Re: [PATCH 2/2] thp: support split page table lock

2013-09-06 Thread Naoya Horiguchi
Hi Kirill,

On Fri, Sep 06, 2013 at 01:48:03PM +0300, Kirill A. Shutemov wrote:
 Naoya Horiguchi wrote:
  Thp related code also uses per process mm-page_table_lock now.
  So making it fine-grained can provide better performance.
  
  This patch makes thp support split page table lock by using page-ptl
  of the pages storing pmd_trans_huge pmds.
  
  Some functions like pmd_trans_huge_lock() and page_check_address_pmd()
  are expected by their caller to pass back the pointer of ptl, so this
  patch adds to those functions new arguments for that. Rather than that,
  this patch gives only straightforward replacement.
  
  ChangeLog v3:
   - fixed argument of huge_pmd_lockptr() in copy_huge_pmd()
   - added missing declaration of ptl in do_huge_pmd_anonymous_page()
  
  Signed-off-by: Naoya Horiguchi n-horigu...@ah.jp.nec.com
 
 Generally, looks good. Few notes:
 
 I believe you need to convert __pte_alloc() to new locking. Not sure about
 __pte_alloc_kernel().
 Have you check all rest mm-page_table_lock, that they shouldn't be
 converted to new locking?

I thought that keeping __pte_alloc() using mm-page_table_lock was safe
because it uses bare mm-page_table_lock instead of pte_lockptr() even
before this patchset, but not 100% sure.
__pte_alloc() (and its family) are used in normal page path, so if it's
not safe, we've lived with unsafe code for very long (maybe since 2005).
Anyway, converting __pte_alloc() into split ptl could improve performance
(though we need testing to know what amount), so I'll try that.

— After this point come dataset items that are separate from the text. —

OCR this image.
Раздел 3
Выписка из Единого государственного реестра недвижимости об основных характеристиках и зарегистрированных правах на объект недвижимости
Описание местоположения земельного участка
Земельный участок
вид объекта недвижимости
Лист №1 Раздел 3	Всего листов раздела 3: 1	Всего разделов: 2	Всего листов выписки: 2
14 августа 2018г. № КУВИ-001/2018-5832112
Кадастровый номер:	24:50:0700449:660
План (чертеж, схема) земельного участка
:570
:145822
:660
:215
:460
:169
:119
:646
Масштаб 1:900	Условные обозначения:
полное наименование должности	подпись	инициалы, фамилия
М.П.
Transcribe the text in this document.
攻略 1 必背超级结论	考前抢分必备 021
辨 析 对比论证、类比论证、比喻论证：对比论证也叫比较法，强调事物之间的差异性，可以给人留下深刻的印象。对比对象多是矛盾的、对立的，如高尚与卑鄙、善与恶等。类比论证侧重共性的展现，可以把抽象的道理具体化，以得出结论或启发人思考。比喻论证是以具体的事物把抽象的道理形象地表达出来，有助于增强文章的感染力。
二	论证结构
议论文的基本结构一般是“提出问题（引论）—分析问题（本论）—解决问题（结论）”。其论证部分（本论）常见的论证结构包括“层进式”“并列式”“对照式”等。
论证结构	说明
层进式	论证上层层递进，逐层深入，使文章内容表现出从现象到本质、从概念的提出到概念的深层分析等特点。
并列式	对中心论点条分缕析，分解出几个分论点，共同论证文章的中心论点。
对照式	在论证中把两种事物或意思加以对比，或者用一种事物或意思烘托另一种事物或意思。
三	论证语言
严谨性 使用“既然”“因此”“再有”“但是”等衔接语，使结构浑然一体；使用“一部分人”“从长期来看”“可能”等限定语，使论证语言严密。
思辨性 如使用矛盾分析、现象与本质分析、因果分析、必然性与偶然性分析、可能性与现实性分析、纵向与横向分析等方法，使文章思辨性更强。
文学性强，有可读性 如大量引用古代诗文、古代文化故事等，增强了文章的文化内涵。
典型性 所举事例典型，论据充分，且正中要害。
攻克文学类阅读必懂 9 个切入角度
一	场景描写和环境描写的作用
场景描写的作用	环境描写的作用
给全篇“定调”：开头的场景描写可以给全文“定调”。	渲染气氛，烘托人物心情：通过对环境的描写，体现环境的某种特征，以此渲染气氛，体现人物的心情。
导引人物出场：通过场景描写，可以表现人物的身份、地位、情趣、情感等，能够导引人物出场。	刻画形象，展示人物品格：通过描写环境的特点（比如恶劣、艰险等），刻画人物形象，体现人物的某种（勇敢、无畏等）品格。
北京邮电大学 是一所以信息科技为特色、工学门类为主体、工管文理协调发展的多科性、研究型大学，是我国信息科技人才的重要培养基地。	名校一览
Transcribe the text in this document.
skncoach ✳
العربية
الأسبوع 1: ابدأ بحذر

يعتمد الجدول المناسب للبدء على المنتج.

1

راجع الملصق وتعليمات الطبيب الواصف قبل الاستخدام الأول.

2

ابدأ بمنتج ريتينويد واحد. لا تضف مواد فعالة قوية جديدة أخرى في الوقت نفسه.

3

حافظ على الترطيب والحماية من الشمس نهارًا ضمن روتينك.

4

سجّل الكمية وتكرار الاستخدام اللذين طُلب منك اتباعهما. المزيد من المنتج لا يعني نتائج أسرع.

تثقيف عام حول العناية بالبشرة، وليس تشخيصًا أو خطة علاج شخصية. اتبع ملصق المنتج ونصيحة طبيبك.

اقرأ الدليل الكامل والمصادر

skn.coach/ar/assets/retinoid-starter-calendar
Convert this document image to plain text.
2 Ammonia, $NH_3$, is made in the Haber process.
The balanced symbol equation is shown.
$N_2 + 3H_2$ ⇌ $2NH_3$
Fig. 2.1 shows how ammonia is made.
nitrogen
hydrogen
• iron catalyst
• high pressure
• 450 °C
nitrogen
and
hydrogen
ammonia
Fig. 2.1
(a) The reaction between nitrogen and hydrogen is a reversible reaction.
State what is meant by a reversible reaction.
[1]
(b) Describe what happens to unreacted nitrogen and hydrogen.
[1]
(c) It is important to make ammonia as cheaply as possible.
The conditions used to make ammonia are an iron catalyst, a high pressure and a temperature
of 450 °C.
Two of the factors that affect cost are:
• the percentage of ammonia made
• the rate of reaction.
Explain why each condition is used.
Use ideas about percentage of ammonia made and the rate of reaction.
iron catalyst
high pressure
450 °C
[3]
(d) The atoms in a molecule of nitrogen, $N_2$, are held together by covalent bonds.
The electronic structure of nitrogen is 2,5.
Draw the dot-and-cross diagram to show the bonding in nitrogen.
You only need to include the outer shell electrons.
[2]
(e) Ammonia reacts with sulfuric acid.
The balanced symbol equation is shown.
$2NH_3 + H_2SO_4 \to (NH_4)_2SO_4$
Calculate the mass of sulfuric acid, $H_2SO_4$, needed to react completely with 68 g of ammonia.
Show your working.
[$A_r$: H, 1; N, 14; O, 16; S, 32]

 You use uninitialized_var() a lot. It's ugly. I've check few places
 (task_mmu.c, copy_huge_pmd) and have found a reason why we need it there.
 Why?

I got a compile warning of uninitialized usage when developing and added
to suppress it, but in the final form I never get such a warning.
So I'll remove this uninitialized_var()s.

 You often do
 
 +   ptl = huge_pmd_lockptr(mm, pmd);
 +   spin_lock(ptl);
 
 Should we have a helper to combine them? huge_pmd_lock()?

OK, I'll do it.

Thanks,
Naoya Horiguchi
--
To unsubscribe from this list: send the line unsubscribe linux-kernel in
the body of a message to majord...@vger.kernel.org
More majordomo info at  http://vger.kernel.org/majordomo-info.html
Please read the FAQ at  http://www.tux.org/lkml/


Re: [PATCH 2/2] thp: support split page table lock

2013-09-06 Thread Kirill A. Shutemov
Naoya Horiguchi wrote:
 Hi Kirill,
 
 On Fri, Sep 06, 2013 at 01:48:03PM +0300, Kirill A. Shutemov wrote:
  Naoya Horiguchi wrote:
   Thp related code also uses per process mm-page_table_lock now.
   So making it fine-grained can provide better performance.
   
   This patch makes thp support split page table lock by using page-ptl
   of the pages storing pmd_trans_huge pmds.
   
   Some functions like pmd_trans_huge_lock() and page_check_address_pmd()
   are expected by their caller to pass back the pointer of ptl, so this
   patch adds to those functions new arguments for that. Rather than that,
   this patch gives only straightforward replacement.
   
   ChangeLog v3:
- fixed argument of huge_pmd_lockptr() in copy_huge_pmd()
- added missing declaration of ptl in do_huge_pmd_anonymous_page()
   
   Signed-off-by: Naoya Horiguchi n-horigu...@ah.jp.nec.com
  
  Generally, looks good. Few notes:
  
  I believe you need to convert __pte_alloc() to new locking. Not sure about
  __pte_alloc_kernel().
  Have you check all rest mm-page_table_lock, that they shouldn't be
  converted to new locking?
 
 I thought that keeping __pte_alloc() using mm-page_table_lock was safe
 because it uses bare mm-page_table_lock instead of pte_lockptr() even
 before this patchset, but not 100% sure.
 __pte_alloc() (and its family) are used in normal page path, so if it's
 not safe, we've lived with unsafe code for very long (maybe since 2005).
 Anyway, converting __pte_alloc() into split ptl could improve performance
 (though we need testing to know what amount), so I'll try that.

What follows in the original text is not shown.